1. Avoid exercises such as squats, lunges, leg curls, stiff-legged deadlifts, leg extensions and calf raises, especially with heavy weights for now. They DO NOT slim thighs. A piece of cardio machinery you would do well to avoid is the Stairmaster. Although these things are good for you and are often promoted to make thigh smaller, they actually target thigh muscles and can make them bigger. Weight training makes muscle fibers larger.
2. Do cardiovascular exercise to slim thighs. This is the main tool in your arsenal. Your cardio goal should be to burn fat without gaining much muscle mass in the thighs. To do this you need to avoid working the thigh muscles more than necessary. On cardio equipment, keep the resistance low on the elliptical or stationary bike, or the incline low on the treadmill. If you’re running outside, avoid hilly terrain.
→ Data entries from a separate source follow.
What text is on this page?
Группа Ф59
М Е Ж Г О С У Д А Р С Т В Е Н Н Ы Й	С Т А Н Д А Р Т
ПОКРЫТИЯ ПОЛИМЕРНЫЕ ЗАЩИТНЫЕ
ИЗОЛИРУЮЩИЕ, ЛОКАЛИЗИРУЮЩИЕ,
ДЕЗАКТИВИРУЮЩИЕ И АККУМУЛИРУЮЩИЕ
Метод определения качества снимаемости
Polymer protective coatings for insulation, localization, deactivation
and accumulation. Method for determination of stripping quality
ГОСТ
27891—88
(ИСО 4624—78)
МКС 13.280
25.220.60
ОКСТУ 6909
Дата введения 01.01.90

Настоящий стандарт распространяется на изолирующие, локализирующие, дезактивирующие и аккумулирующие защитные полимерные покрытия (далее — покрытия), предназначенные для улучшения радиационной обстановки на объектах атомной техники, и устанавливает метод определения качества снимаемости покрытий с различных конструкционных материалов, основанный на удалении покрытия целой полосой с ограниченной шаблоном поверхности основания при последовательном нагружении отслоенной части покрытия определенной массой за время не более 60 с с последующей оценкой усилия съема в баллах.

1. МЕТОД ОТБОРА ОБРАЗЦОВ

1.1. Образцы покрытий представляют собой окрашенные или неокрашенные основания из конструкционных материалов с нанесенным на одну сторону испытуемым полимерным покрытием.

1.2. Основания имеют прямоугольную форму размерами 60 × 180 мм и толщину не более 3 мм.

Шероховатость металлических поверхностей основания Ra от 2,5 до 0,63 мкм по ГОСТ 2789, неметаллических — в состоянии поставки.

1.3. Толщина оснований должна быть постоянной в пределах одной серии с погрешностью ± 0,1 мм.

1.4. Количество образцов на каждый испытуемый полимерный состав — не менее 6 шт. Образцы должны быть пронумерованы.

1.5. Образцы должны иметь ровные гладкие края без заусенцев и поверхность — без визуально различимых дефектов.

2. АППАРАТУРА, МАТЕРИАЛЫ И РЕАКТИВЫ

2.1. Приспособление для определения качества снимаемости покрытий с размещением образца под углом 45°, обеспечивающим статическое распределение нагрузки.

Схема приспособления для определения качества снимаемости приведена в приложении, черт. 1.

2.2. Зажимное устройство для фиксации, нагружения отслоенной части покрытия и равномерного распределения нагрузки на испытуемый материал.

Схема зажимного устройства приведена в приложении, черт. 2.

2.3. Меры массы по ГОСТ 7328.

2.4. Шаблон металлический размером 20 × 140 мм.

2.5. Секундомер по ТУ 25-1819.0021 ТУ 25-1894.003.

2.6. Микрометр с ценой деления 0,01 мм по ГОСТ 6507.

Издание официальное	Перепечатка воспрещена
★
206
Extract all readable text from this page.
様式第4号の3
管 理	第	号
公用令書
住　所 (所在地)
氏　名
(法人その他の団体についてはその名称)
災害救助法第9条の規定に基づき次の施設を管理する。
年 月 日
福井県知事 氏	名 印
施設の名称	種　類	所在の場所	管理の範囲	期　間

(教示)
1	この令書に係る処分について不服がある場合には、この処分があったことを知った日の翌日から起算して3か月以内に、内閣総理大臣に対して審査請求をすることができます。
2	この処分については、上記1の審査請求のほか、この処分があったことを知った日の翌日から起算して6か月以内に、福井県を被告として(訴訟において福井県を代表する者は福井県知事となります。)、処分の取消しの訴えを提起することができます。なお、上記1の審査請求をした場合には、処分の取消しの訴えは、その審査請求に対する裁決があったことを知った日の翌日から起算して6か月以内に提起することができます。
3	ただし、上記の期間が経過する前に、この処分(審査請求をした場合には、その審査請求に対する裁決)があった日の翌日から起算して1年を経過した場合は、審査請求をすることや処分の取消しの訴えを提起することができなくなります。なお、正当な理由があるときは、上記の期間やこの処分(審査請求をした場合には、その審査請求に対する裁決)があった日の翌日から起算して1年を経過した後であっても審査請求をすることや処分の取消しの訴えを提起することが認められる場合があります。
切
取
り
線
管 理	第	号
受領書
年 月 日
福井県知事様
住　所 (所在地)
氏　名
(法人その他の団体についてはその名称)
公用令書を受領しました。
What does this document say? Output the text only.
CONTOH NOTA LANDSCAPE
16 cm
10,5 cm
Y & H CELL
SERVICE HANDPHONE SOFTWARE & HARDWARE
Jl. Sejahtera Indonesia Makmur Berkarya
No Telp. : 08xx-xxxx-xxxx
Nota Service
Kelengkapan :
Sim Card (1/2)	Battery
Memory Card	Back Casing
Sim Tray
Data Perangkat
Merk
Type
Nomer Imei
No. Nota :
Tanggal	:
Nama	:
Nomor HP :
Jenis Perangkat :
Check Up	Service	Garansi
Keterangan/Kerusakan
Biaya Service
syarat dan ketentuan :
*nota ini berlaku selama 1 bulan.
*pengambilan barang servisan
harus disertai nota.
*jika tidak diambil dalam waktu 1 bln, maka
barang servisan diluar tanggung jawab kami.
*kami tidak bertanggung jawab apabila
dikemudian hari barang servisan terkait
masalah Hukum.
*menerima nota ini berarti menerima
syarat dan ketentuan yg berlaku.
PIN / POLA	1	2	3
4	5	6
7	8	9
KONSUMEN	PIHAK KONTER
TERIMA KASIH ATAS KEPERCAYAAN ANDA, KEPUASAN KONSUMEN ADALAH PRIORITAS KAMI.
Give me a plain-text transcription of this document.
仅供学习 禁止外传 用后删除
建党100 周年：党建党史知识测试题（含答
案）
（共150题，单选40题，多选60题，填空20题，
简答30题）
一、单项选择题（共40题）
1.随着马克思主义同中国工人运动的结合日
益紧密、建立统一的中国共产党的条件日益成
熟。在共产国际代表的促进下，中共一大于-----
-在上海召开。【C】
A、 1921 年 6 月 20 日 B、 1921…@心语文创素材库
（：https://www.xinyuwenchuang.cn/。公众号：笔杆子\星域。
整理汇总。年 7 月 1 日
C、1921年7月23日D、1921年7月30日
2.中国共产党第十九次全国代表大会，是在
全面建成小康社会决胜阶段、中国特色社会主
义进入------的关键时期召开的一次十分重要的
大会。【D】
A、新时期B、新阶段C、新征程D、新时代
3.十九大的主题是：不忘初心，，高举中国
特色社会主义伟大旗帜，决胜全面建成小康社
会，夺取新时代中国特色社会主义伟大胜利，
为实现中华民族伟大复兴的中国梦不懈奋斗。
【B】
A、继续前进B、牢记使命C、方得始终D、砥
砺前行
However, aim for a moderately high intensity for maximum effectiveness.
3. Endurance exercising is one of the most effective exercises to get defined, slim thighs and legs. Endurance runners tend to have very slim legs, especially compared to sprinters who have highly developed and very large thigh muscles.
4. Pay attention to the muscles you feel being targeted. You DON’T want to be working out your thighs too much and making the muscles bigger. Posture othe the elliptical is critical. If you’re standing correctly, it will target your butt, outer thighs and hamstrings, and lessen the strain on your quadriceps (the front of your thighs.)
5. Resistance training is great if you want to increase the shape and definition of your thighs without making them too bulky. You do need muscles to have nice, slim thighs, and resistance training will allow the kind of toning you want. Keep the weights moderately light. Focus on doing more repetitions with less resistance.
6. Yoga and stretching are both great for making your legs appear longer and leaner, especially if you’ve never really stretched and your muscles are tight.